Pour les industries sur place, la forte de dépréciation de la devise peut poser des problématiques en matière de coût de production si les besoins d’intrant sont importants. Notons toutefois que la particularité du Brésil est que le pays dispose de beaucoup de ressources naturelles, aussi bien du pétrole que des produits miniers ou agricoles, aussi c’est une des raisons pour lesquelles le Brésil est moins impactés que d’autres pays par des problématiques d’approvisionnement, ce qui pousse aussi de nombreux industriels français à choisir le Brésil comme destination.
Source : Banque de France.
L’aspect économique et politique est d’autant plus important pour une entreprise qui souhaite s’installer et se développer au Brésil car le processus d’implantation au Brésil n’est pas simple. Malgré des améliorations notables récentes, notamment en matière de lancement d’entreprises et de fiscalité, il est important de noter que le Brésil n’est pas un marché simple dans lequel se lancer lorsque l’on est une entreprise étrangère. C’est du moins ce que souligne l’indicateur de la Banque Mondiale mesurant la facilité des faire des affaires. En 2020, le Brésil se classait 124ième de ce classement qui compte 190 pays listés, soit un résultat peu glorieux pour la 12ième économie mondiale.
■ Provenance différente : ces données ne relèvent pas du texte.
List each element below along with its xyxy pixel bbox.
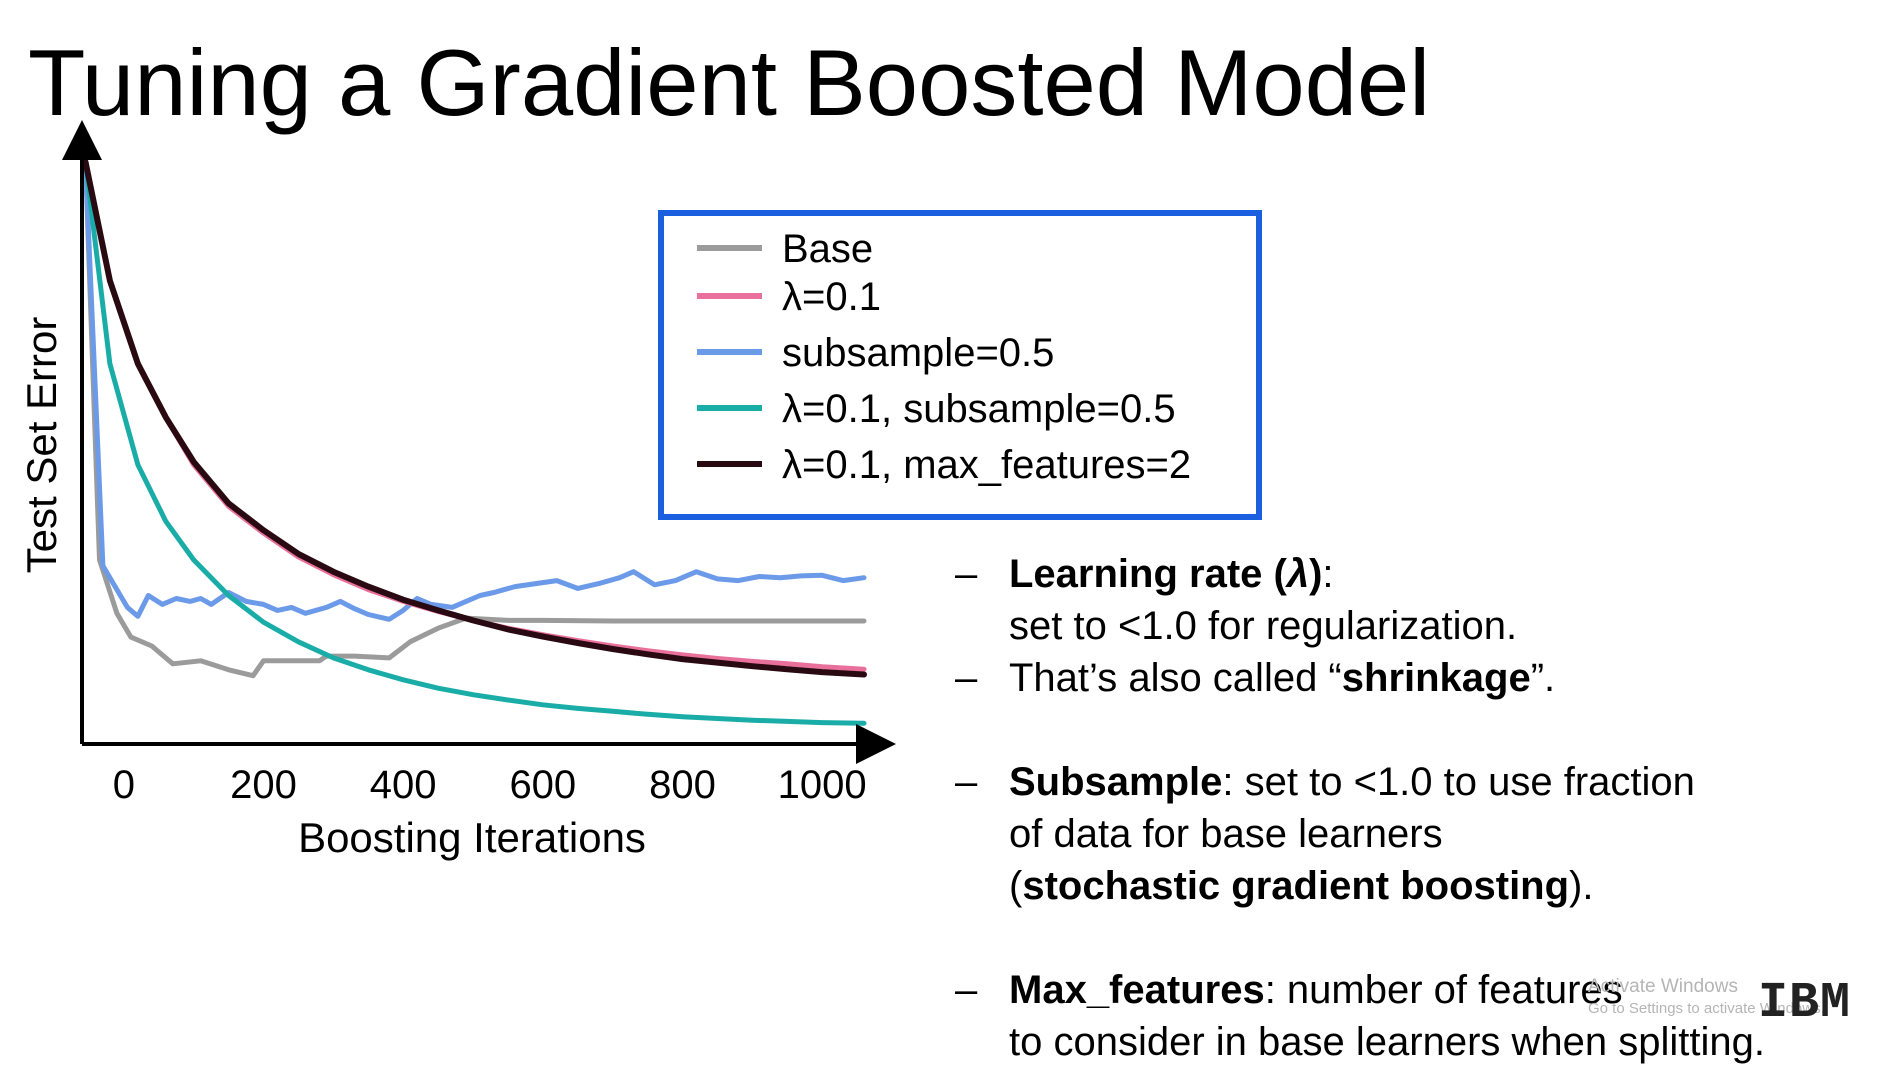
legend-label-lambda-0-1: λ=0.1 [782, 275, 881, 319]
bullet-text-run: : [1322, 552, 1334, 596]
bullet-spacer [955, 704, 1855, 756]
x-tick-label-1000: 1000 [778, 763, 867, 807]
watermark-title: Activate Windows [1588, 976, 1738, 997]
bullet-dash: – [955, 552, 978, 596]
bullet-item-1: – Learning rate (λ): set to <1.0 for regul… [955, 548, 1855, 652]
bullet-dash: – [955, 968, 978, 1012]
x-tick-labels: 0 200 400 600 800 1000 [113, 763, 867, 807]
bullet-text-run: Max_features [1009, 968, 1265, 1012]
series-layer [82, 158, 867, 726]
bullet-line: of data for base learners [1009, 808, 1855, 860]
bullet-text-run: : set to <1.0 to use fraction [1222, 760, 1695, 804]
legend-label-subsample-0-5: subsample=0.5 [782, 331, 1054, 375]
bullet-line: Max_features: number of features [1009, 964, 1855, 1016]
x-axis-label: Boosting Iterations [298, 814, 646, 861]
bullet-line: to consider in base learners when splitt… [1009, 1016, 1855, 1068]
series-line-subsample-0-5 [83, 159, 867, 622]
bullet-item-2: – That’s also called “shrinkage”. [955, 652, 1855, 704]
bullet-line: Learning rate (λ): [1009, 548, 1855, 600]
x-tick-label-400: 400 [370, 763, 437, 807]
bullet-list: – Learning rate (λ): set to <1.0 for regul… [955, 548, 1855, 1068]
bullet-line: That’s also called “shrinkage”. [1009, 652, 1855, 704]
x-tick-label-600: 600 [509, 763, 576, 807]
bullet-text-run: Learning rate ( [1009, 552, 1287, 596]
series-line-lambda-0-1-max-features-2 [82, 158, 867, 678]
bullet-text-run: to consider in base learners when splitt… [1009, 1020, 1765, 1064]
bullet-text-run: ( [1009, 864, 1023, 908]
bullet-text-run: ) [1309, 552, 1323, 596]
legend-label-lambda-0-1-subsample-0-5: λ=0.1, subsample=0.5 [782, 387, 1176, 431]
bullet-text-run: ). [1569, 864, 1594, 908]
x-tick-label-200: 200 [230, 763, 297, 807]
bullet-line: Subsample: set to <1.0 to use fraction [1009, 756, 1855, 808]
ibm-logo: IBM [1758, 975, 1852, 1032]
x-tick-label-800: 800 [649, 763, 716, 807]
bullet-line: (stochastic gradient boosting). [1009, 860, 1855, 912]
bullet-text-run: stochastic gradient boosting [1022, 864, 1570, 908]
bullet-text-run: set to <1.0 for regularization. [1009, 604, 1518, 648]
bullet-text-run: ”. [1530, 656, 1556, 700]
legend-label-base: Base [782, 227, 873, 271]
bullet-dash: – [955, 760, 978, 804]
watermark-subtitle: Go to Settings to activate Windows. [1588, 1000, 1825, 1017]
slide-title: Tuning a Gradient Boosted Model [28, 30, 1431, 135]
bullet-text-run: of data for base learners [1009, 812, 1443, 856]
bullet-text-run: λ [1286, 552, 1310, 596]
bullet-dash: – [955, 656, 978, 700]
bullet-text-run: That’s also called “ [1009, 656, 1342, 700]
bullet-text-run: : number of features [1264, 968, 1623, 1012]
activate-windows-watermark: Activate Windows Go to Settings to activ… [1588, 976, 1825, 1020]
bullet-item-4: – Max_features: number of features to cons… [955, 964, 1855, 1068]
bullet-text-run: shrinkage [1341, 656, 1531, 700]
x-tick-label-0: 0 [113, 763, 135, 807]
legend-label-lambda-0-1-max-features-2: λ=0.1, max_features=2 [782, 443, 1191, 487]
bullet-item-3: – Subsample: set to <1.0 to use fraction o… [955, 756, 1855, 912]
bullet-line: set to <1.0 for regularization. [1009, 600, 1855, 652]
bullet-text-run: Subsample [1009, 760, 1223, 804]
series-line-base [83, 159, 867, 679]
series-line-lambda-0-1-subsample-0-5 [83, 159, 867, 726]
y-axis-label: Test Set Error [18, 317, 65, 574]
bullet-spacer [955, 912, 1855, 964]
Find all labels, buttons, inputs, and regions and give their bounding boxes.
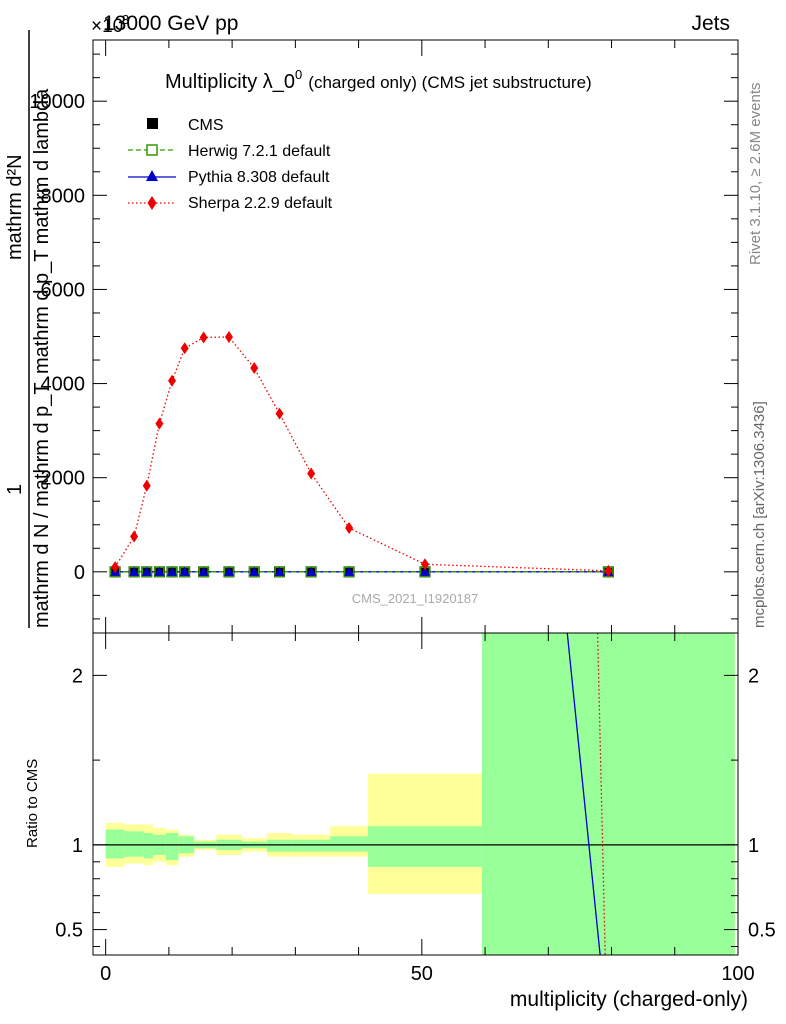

Parmi les axes d’amélioration notables, on relève la fiscalité, la facilité d’obtention de permis de construire, les procédures administratives pour créer une société et pour enregistrer un bien immobilier. La vétusté des infrastructures illustrées par l’indice mesurant la facilité d’accès à l’électricité mais aussi l’accès au crédit sont aussi des freins pour une entreprise étrangère qui souhaite se développer au Brésil.
Remarque : Le Brésil compte 92 impôts, taxes et contributions sociales qui sont régis par des règles très spécifiques, ce qui implique une grande complexité et des démarches administratives longues et coûteuses pour une entreprise (perte de productivité indue). Selon l’OCDE, les entreprises au Brésil consacrent 1958 heures à payer leurs impôts contre 159 heures en moyenne au sein des pays de l’OCDE.
- Quels seraient les impacts d’une réélection de M. Bolsonaro ou d’un retour de M. Lula au pouvoir pour les entreprises françaises déjà sur place ou qui voudraient s’y développer ?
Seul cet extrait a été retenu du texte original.